Hahnertwins_Äthiopien.png Anna uns Lisa Hahner im Trainingslager in Äthiopien. Foto: Hahnertwins

Warum habt ihr euch überhaupt entschieden, dort zu trainieren?

„Äthiopien ist neben Kenia die Nation mit den besten Läufern der Welt. Wir waren schon einmal dort und hatten sehr gute Erinnerungen. Unser Camp war auf 2.800 Meter Höhe, so konnten wir auch gleich ein Höhentraining einbauen. Die Menschen dort sind so laufbegeistert und wir kommen immer schnell in Kontakt. Gleichzeitig haben wir dort vollkommene Ruhe. Das Camp ist sicher kein Luxus, es gab auch mal kein Wasser oder keinen Strom. Aber das Essen ist gesund und die Unterkunft sauber. Wir wären gerne noch länger geblieben.“

Ihr wolltet euch dort auf die Olympia-Saison vorbereiten. Die Quali von 2:29:30 Stunden fehlt euch noch...

„Das stimmt. Um diese Zeit bei einem Marathon zu laufen, muss es ein Tag sein, an dem alles passt. Jetzt müssen wir natürlich erst einmal wissen, wann das nächste Rennen stattfindet, bei dem wir uns qualifizieren können. Das Spannende diesmal: Mit Melat Kejeta, Katharina Steinruck und Anja Scherl haben schon drei Frauen aus Deutschland die Norm gepackt und wir trauen das noch mehreren zu. Das pusht uns.“

Während der Ausgangsbeschränkungen warst du in Berlin, Anna am Chiemsee. Trainiert ihr sonst mehr zusammen?

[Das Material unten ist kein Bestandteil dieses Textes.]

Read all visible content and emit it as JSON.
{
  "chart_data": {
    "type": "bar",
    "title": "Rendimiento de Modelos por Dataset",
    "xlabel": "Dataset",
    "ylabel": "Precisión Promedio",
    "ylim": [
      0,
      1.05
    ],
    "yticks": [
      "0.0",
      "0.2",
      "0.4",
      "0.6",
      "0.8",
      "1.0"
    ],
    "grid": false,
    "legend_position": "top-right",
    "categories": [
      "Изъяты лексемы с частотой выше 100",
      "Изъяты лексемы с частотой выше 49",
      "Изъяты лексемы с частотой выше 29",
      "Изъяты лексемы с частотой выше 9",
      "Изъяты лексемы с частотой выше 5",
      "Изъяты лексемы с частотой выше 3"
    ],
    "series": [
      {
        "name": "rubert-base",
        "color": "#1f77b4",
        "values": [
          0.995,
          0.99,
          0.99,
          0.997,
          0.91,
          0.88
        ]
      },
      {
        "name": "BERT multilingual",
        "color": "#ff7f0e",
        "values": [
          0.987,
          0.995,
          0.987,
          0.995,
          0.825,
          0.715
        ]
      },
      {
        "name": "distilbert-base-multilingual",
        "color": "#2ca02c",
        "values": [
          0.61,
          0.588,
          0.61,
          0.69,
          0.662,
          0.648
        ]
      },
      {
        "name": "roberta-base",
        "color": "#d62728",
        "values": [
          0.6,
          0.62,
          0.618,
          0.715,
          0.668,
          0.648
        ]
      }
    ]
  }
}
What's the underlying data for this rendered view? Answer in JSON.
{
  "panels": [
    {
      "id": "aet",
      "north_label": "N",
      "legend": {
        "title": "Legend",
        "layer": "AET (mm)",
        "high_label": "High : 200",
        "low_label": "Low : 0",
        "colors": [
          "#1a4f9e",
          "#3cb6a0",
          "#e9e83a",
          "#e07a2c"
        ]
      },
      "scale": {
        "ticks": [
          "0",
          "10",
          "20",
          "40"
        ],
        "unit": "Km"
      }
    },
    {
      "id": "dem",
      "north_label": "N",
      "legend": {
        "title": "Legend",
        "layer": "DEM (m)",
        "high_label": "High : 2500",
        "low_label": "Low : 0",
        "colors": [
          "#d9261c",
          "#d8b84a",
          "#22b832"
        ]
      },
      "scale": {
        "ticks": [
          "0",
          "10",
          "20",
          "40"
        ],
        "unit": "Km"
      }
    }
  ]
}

„Natürlich im Trainingslager und sonst besuchen wir uns regelmäßig gegenseitig. Aber um uns gegenseitig zu motivieren, brauchen wir das nicht. Schließlich ist Laufen unser Beruf und das ist schon Motivation genug. Natürlich hilft es mir aber schon, wenn ich weiß, Anna ist heute auch schon eine Strecke am Chiemsee gelaufen oder macht es sogar genau jetzt zur selben Zeit.“

Wenn es nicht gerade laufen ist, wie verbringst du die Coronazeit?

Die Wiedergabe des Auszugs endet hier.